Intervention de Virginie Rio

Réunion du mercredi 17 octobre 2018 à 14h30
Mission d'information sur la révision de la loi relative à la bioéthique

Virginie Rio :

Vous souhaitez que les gens soient informés, mais la société dans son ensemble doit prendre conscience de la situation. Quand vous annoncez une grossesse à votre employeur, c'est déjà un problème. Des femmes sont encore en difficulté du seul fait d'être enceinte. Au regard de la PMA, nous relevons un manque de bienveillance de la société dans son ensemble, notamment du milieu professionnel : entreprises, patrons, collègues de travail. Il est encore compliqué de dire « Je suis enceinte », et encore plus compliqué de dire « Désireuse d'être enceinte, je suis en parcours de PMA ». En 2016, nous avions obtenu que ces femmes puissent bénéficier d'autorisations d'absence et nous voudrions faire un bilan. Encore aujourd'hui, des femmes nous informent que leur patron leur refuse le droit aux autorisations d'absence car le code du travail ne leur est pas applicable. D'autres menacent de licencier les employées qui demandent une autorisation d'absence pour protocole de soins.

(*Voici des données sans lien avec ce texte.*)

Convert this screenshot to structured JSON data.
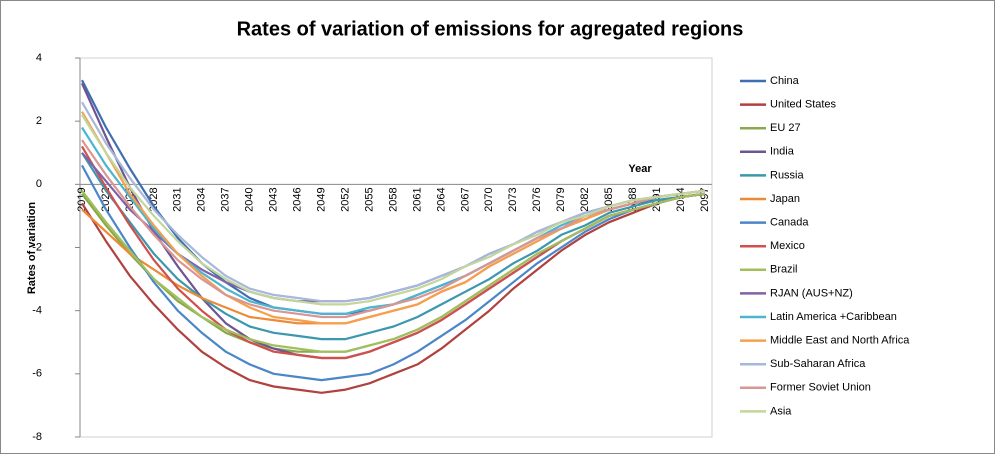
{
  "chart_data": {
    "type": "line",
    "title": "Rates of variation of emissions for agregated regions",
    "xlabel": "Year",
    "ylabel": "Rates of variation",
    "categories": [
      "2019",
      "2022",
      "2025",
      "2028",
      "2031",
      "2034",
      "2037",
      "2040",
      "2043",
      "2046",
      "2049",
      "2052",
      "2055",
      "2058",
      "2061",
      "2064",
      "2067",
      "2070",
      "2073",
      "2076",
      "2079",
      "2082",
      "2085",
      "2088",
      "2091",
      "2094",
      "2097"
    ],
    "ylim": [
      -8,
      4
    ],
    "yticks": [
      -8,
      -6,
      -4,
      -2,
      0,
      2,
      4
    ],
    "grid": false,
    "legend": "right",
    "series": [
      {
        "name": "China",
        "color": "#3F6FB0",
        "values": [
          3.3,
          1.8,
          0.5,
          -0.7,
          -1.7,
          -2.5,
          -3.1,
          -3.6,
          -3.9,
          -4,
          -4.1,
          -4.1,
          -4,
          -3.8,
          -3.5,
          -3.2,
          -2.9,
          -2.5,
          -2.1,
          -1.7,
          -1.4,
          -1.1,
          -0.8,
          -0.6,
          -0.5,
          -0.4,
          -0.3
        ]
      },
      {
        "name": "United States",
        "color": "#B0413E",
        "values": [
          -0.6,
          -1.8,
          -2.9,
          -3.8,
          -4.6,
          -5.3,
          -5.8,
          -6.2,
          -6.4,
          -6.5,
          -6.6,
          -6.5,
          -6.3,
          -6,
          -5.7,
          -5.2,
          -4.6,
          -4,
          -3.3,
          -2.7,
          -2.1,
          -1.6,
          -1.2,
          -0.9,
          -0.6,
          -0.4,
          -0.3
        ]
      },
      {
        "name": "EU 27",
        "color": "#8AA84C",
        "values": [
          -0.3,
          -1.3,
          -2.2,
          -3,
          -3.7,
          -4.2,
          -4.7,
          -5,
          -5.2,
          -5.3,
          -5.3,
          -5.3,
          -5.1,
          -4.9,
          -4.6,
          -4.2,
          -3.7,
          -3.2,
          -2.7,
          -2.2,
          -1.8,
          -1.4,
          -1,
          -0.8,
          -0.6,
          -0.4,
          -0.3
        ]
      },
      {
        "name": "India",
        "color": "#6E5591",
        "values": [
          3.2,
          1.5,
          -0.1,
          -1.5,
          -2.6,
          -3.6,
          -4.4,
          -4.9,
          -5.2,
          -5.4,
          -5.5,
          -5.5,
          -5.3,
          -5,
          -4.7,
          -4.3,
          -3.8,
          -3.3,
          -2.8,
          -2.3,
          -1.8,
          -1.4,
          -1,
          -0.8,
          -0.6,
          -0.4,
          -0.3
        ]
      },
      {
        "name": "Russia",
        "color": "#3B98AE",
        "values": [
          1,
          -0.2,
          -1.2,
          -2.2,
          -3,
          -3.6,
          -4.1,
          -4.5,
          -4.7,
          -4.8,
          -4.9,
          -4.9,
          -4.7,
          -4.5,
          -4.2,
          -3.8,
          -3.4,
          -3,
          -2.5,
          -2.1,
          -1.6,
          -1.3,
          -0.9,
          -0.7,
          -0.5,
          -0.4,
          -0.3
        ]
      },
      {
        "name": "Japan",
        "color": "#EE8A36",
        "values": [
          -0.8,
          -1.5,
          -2.2,
          -2.7,
          -3.2,
          -3.6,
          -3.9,
          -4.2,
          -4.3,
          -4.4,
          -4.4,
          -4.4,
          -4.2,
          -4,
          -3.8,
          -3.4,
          -3.1,
          -2.6,
          -2.2,
          -1.8,
          -1.4,
          -1.1,
          -0.8,
          -0.6,
          -0.4,
          -0.3,
          -0.2
        ]
      },
      {
        "name": "Canada",
        "color": "#4A86C8",
        "values": [
          0.6,
          -0.8,
          -2,
          -3.1,
          -4,
          -4.7,
          -5.3,
          -5.7,
          -6,
          -6.1,
          -6.2,
          -6.1,
          -6,
          -5.7,
          -5.3,
          -4.8,
          -4.3,
          -3.7,
          -3.1,
          -2.5,
          -2,
          -1.5,
          -1.1,
          -0.8,
          -0.6,
          -0.4,
          -0.3
        ]
      },
      {
        "name": "Mexico",
        "color": "#D0504C",
        "values": [
          1.2,
          -0.1,
          -1.3,
          -2.4,
          -3.3,
          -4,
          -4.6,
          -5,
          -5.3,
          -5.4,
          -5.5,
          -5.5,
          -5.3,
          -5,
          -4.7,
          -4.3,
          -3.8,
          -3.3,
          -2.8,
          -2.3,
          -1.8,
          -1.4,
          -1,
          -0.8,
          -0.6,
          -0.4,
          -0.3
        ]
      },
      {
        "name": "Brazil",
        "color": "#A2BF5E",
        "values": [
          -0.2,
          -1.2,
          -2.1,
          -3,
          -3.6,
          -4.2,
          -4.6,
          -4.9,
          -5.1,
          -5.2,
          -5.3,
          -5.3,
          -5.1,
          -4.9,
          -4.6,
          -4.2,
          -3.7,
          -3.2,
          -2.7,
          -2.2,
          -1.8,
          -1.4,
          -1,
          -0.8,
          -0.6,
          -0.4,
          -0.3
        ]
      },
      {
        "name": "RJAN (AUS+NZ)",
        "color": "#7F62A8",
        "values": [
          1,
          0.1,
          -0.8,
          -1.5,
          -2.2,
          -2.7,
          -3.1,
          -3.4,
          -3.6,
          -3.7,
          -3.7,
          -3.7,
          -3.6,
          -3.4,
          -3.2,
          -2.9,
          -2.6,
          -2.2,
          -1.9,
          -1.5,
          -1.2,
          -0.9,
          -0.7,
          -0.5,
          -0.4,
          -0.3,
          -0.2
        ]
      },
      {
        "name": "Latin America +Caribbean",
        "color": "#4DB5CE",
        "values": [
          1.8,
          0.6,
          -0.4,
          -1.4,
          -2.2,
          -2.8,
          -3.3,
          -3.7,
          -3.9,
          -4,
          -4.1,
          -4.1,
          -3.9,
          -3.8,
          -3.5,
          -3.2,
          -2.9,
          -2.5,
          -2.1,
          -1.7,
          -1.3,
          -1,
          -0.8,
          -0.6,
          -0.4,
          -0.3,
          -0.2
        ]
      },
      {
        "name": "Middle East and North Africa",
        "color": "#F5A04E",
        "values": [
          2.3,
          1,
          -0.3,
          -1.3,
          -2.2,
          -2.9,
          -3.5,
          -3.9,
          -4.2,
          -4.3,
          -4.4,
          -4.4,
          -4.2,
          -4,
          -3.8,
          -3.4,
          -3.1,
          -2.6,
          -2.2,
          -1.8,
          -1.4,
          -1.1,
          -0.8,
          -0.6,
          -0.4,
          -0.3,
          -0.2
        ]
      },
      {
        "name": "Sub-Saharan Africa",
        "color": "#A7B8DA",
        "values": [
          2.6,
          1.3,
          0.2,
          -0.8,
          -1.6,
          -2.3,
          -2.9,
          -3.3,
          -3.5,
          -3.6,
          -3.7,
          -3.7,
          -3.6,
          -3.4,
          -3.2,
          -2.9,
          -2.6,
          -2.2,
          -1.9,
          -1.5,
          -1.2,
          -0.9,
          -0.7,
          -0.5,
          -0.4,
          -0.3,
          -0.2
        ]
      },
      {
        "name": "Former Soviet Union",
        "color": "#D99694",
        "values": [
          1.4,
          0.3,
          -0.7,
          -1.6,
          -2.4,
          -3,
          -3.5,
          -3.8,
          -4,
          -4.1,
          -4.2,
          -4.2,
          -4,
          -3.8,
          -3.6,
          -3.3,
          -2.9,
          -2.5,
          -2.1,
          -1.7,
          -1.4,
          -1,
          -0.8,
          -0.6,
          -0.4,
          -0.3,
          -0.2
        ]
      },
      {
        "name": "Asia",
        "color": "#C3D69B",
        "values": [
          2.2,
          1,
          -0.1,
          -1,
          -1.8,
          -2.5,
          -3,
          -3.4,
          -3.6,
          -3.7,
          -3.8,
          -3.8,
          -3.7,
          -3.5,
          -3.3,
          -3,
          -2.6,
          -2.3,
          -1.9,
          -1.6,
          -1.2,
          -1,
          -0.7,
          -0.5,
          -0.4,
          -0.3,
          -0.2
        ]
      }
    ]
  }
}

Nous vivons dans une société qui doit faire preuve de plus de bienveillance afin de mieux imbriquer vie privée et vie professionnelle. Un salarié bien considéré, bien accompagné, respecté sera plus efficace qu'un salarié contraint de cacher, de mentir ou empêché de faire une FIV à cause de la pression professionnelle.

Il est urgent de mettre en oeuvre une grande loi de santé environnementale, car les alertes existent depuis au moins trois générations. Dès les années 1960, les scientifiques alertaient sur les oiseaux ou les crocodiles. On peut facilement quantifier la baisse de la qualité du sperme, parce qu'il est accessible. Chez une femme, on peut moins quantifier l'évolution de la fertilité, d'autant que cela a moins intéressé les chercheurs, mais nous constatons que de plus en plus de jeunes femmes sont atteintes d'insuffisance ovarienne précoce, de syndrome des ovaires polykystiques ou d'endométriose. Ces maladies féminines qui impactent la fertilité s'expliquent en partie par les conditions de vie, l'obésité, les facteurs environnementaux. Cela touche aussi les enfants, avec, chez les petites filles, l'augmentation des pubertés précoces, et, chez les petits garçons, l'augmentation de l'hypospadias ou de la cryptorchidie, maladies liées aux perturbations endocriniennes. Certes, on ne peut tout faire en même temps, mais sans la base qu'est la sécurité sanitaire environnementale, à quoi bon améliorer les techniques d'AMP ? L'AMP est difficile car elle manque d'efficacité et parce que l'ordre des choses n'est pas de faire des enfants par la technique médicale mais avec son conjoint de façon traditionnelle. Une étude publiée en 2015 par des chercheurs européens et américains concluait que le coût de la lutte globale contre les perturbateurs endocriniens représentait 1,2 % du PIB de l'Union européenne, soit plus de 157 milliards d'euros. Pour nous, il est urgent de travailler sur les questions environnementales, faute de quoi le reste n'aurait guère de sens.

Quant à l'information, nous demandons l'identification et la caractérisation, via un étiquetage adapté, des produits nocifs pour la fertilité, l'information du grand public sur les substances toxiques et leur impact sur la santé, la mise en place de mesures pour limiter ou interdire certains produits nocifs, la mise en place d'actions de recherche. L'État réalise des campagnes de prévention du tabagisme et des maladies cardio-vasculaires. Pourquoi ne pas faire de la prévention sur les questions environnementales et leur impact sur la fertilité ? Inscrire la question de la fertilité et de l'infertilité dans une exigence de santé publique nous semble être urgent pour aujourd'hui et pour demain. Pour après-demain, ce sera un peu plus compliqué. Le ministère de la santé est en mesure d'organiser des campagnes d'information nationales, s'il y a une prise de conscience. C'est pourquoi nous avons insisté dans notre présentation sur cette prise de conscience globale du personnel politique, de la société, du grand public, parce que les personnes infertiles sont de plus en plus présentes. Les gens qui s'adressent à notre association ont entre 31 et 36 ans. Ce sont des couples hétérosexuels lambda impactés dans leur fertilité, aujourd'hui.